Bürgerhaus in Blaibach im Bayerischen Wald

Von wegen Hinterwäldler

Wie ein alter Schmuckstein, der neu eingefasst wurde: So sitzt ein zuletzt leerstehendes Bauernhaus in Blaibach nun in einer Ummantelung aus Beton. Entstanden ist ein Bürgerhaus, das – zusammen mit einem neuen Konzertsaal – die Ortsmitte belebt, die bis vor Kurzem ziemlich verlassen gewirkt hatte. Denn die 2 000-Seelen-Gemeinde im Bayerischen Wald hatte mit Problemen zu kämpfen: Die Kirche war zwar noch im Dorf, doch das einzige Wirtshaus hatte bereits schließen müssen und viele der Wohngebäude standen leer, u. a. weil zahlreiche junge Blaibacher abwandern. Es drohte der Verfall des Zentrums. Die Gemeinde, die v. a. vom Tourismus lebt, zog die Notbremse und erwarb zwei der ungenutzten Bauten, so auch das alte Bauernhaus. Als Initialzündung für die Wiederbelebung entwickelte der Münchner Architekt Peter Haimerl ein zeitgemäßes Umbaukonzept. Hilfreich war dabei das Förderprogramm »Ort schafft Mitte«.

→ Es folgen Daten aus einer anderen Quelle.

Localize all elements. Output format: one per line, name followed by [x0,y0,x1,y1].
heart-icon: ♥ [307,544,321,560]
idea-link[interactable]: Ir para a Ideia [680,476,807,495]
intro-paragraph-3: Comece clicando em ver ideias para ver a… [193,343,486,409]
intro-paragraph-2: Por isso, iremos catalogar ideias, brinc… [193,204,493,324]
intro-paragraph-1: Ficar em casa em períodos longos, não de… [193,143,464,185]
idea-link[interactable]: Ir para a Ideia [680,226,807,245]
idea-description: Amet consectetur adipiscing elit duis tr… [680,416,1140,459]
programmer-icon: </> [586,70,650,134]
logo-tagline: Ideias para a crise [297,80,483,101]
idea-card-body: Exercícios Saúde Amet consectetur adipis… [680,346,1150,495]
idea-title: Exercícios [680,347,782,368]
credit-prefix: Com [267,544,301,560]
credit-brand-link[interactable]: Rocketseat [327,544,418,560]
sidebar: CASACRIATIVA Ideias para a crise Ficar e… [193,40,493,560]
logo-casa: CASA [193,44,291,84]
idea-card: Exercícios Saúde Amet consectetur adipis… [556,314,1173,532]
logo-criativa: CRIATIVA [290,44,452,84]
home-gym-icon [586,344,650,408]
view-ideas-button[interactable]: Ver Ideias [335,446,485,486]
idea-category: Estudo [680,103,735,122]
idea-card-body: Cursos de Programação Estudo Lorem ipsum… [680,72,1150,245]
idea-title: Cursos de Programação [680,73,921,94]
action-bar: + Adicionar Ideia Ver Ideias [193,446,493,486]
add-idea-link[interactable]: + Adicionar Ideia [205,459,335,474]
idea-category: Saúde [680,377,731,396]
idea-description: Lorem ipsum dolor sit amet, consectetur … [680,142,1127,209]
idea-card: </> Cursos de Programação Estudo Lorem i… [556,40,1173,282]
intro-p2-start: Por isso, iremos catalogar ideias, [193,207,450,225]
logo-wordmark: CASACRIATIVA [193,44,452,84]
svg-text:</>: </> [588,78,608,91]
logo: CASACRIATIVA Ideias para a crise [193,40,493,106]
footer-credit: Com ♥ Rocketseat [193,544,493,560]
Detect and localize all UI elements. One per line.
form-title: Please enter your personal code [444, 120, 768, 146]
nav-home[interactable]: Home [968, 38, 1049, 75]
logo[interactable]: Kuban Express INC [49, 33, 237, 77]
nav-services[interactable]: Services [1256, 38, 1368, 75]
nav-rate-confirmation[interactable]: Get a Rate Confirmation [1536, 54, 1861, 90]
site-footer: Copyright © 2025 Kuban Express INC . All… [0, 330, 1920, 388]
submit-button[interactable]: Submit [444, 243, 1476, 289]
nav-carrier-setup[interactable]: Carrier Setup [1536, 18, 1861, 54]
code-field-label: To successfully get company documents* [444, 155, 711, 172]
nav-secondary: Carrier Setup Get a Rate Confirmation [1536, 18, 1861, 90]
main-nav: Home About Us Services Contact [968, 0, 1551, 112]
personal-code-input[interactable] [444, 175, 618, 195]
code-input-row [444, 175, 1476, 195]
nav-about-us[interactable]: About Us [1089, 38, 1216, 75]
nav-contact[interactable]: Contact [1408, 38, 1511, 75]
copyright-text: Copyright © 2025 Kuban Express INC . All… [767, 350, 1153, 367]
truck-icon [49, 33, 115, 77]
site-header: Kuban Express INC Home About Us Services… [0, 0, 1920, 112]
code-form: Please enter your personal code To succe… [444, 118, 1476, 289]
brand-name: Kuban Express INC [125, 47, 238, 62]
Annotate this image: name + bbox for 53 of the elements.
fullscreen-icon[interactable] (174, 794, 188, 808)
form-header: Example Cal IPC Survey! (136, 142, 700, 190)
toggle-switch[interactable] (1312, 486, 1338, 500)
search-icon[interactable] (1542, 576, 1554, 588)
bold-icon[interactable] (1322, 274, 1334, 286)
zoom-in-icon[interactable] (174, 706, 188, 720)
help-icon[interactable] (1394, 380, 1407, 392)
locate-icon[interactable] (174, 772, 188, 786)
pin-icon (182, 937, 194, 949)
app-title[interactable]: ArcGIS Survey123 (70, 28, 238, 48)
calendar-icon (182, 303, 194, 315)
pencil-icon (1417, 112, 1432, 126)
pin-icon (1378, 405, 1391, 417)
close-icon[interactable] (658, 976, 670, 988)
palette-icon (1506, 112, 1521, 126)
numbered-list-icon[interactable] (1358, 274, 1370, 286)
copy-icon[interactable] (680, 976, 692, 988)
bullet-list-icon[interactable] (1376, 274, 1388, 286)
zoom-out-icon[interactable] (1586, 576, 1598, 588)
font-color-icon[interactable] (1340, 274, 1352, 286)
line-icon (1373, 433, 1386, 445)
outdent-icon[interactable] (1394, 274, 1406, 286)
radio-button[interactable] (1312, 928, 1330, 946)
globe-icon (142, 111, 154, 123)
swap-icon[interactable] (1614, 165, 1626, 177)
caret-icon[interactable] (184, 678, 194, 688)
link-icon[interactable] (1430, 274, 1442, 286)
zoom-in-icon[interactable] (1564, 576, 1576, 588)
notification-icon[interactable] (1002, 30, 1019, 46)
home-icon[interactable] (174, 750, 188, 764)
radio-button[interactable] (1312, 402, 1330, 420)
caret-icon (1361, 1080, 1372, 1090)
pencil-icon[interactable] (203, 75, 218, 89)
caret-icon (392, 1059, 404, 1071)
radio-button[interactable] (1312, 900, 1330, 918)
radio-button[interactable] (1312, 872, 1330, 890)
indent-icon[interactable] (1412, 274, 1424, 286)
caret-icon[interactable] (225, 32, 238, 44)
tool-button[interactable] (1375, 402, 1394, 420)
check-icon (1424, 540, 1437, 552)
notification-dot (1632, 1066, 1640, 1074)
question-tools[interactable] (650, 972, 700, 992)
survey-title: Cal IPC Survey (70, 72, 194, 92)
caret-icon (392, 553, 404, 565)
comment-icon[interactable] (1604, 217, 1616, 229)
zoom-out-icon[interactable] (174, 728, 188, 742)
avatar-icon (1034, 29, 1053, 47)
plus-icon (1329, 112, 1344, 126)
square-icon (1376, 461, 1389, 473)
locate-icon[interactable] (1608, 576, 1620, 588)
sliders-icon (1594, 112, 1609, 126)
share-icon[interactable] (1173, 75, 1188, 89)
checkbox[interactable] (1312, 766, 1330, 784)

Nun legen sich um das Bauernhaus zwei Klammern aus Glasschaumschotterbeton. Das Material, das inzwischen zu einer Art Markenzeichen von Haimerl geworden ist, dämmt das alte Mauerwerk und formt gleichzeitig einen neuen Anbau. Manche der quadratischen Aussparungen in der Betonhülle sind verglast, andere rahmen die Öffnungen des Bestandes, in denen nun neue Holzfenster sitzen. Zum Anbau hin ließ Haimerl die Giebelwand des Altbaus entfernen, um einen angemessenen Eingangsbereich und einen neuen Kern mit Treppe und Sanitäreinrichtungen zu schaffen. Von außen lässt sich die Lage dieser Erschließungszone an der senkrechten Fuge zwischen den beiden klammerartigen Betonelementen ablesen. Auch das DG des frisch verputzten und weiß gestrichenen Bestandes ist sichtbar; es lugt ein Stück über die Einfassung hinaus.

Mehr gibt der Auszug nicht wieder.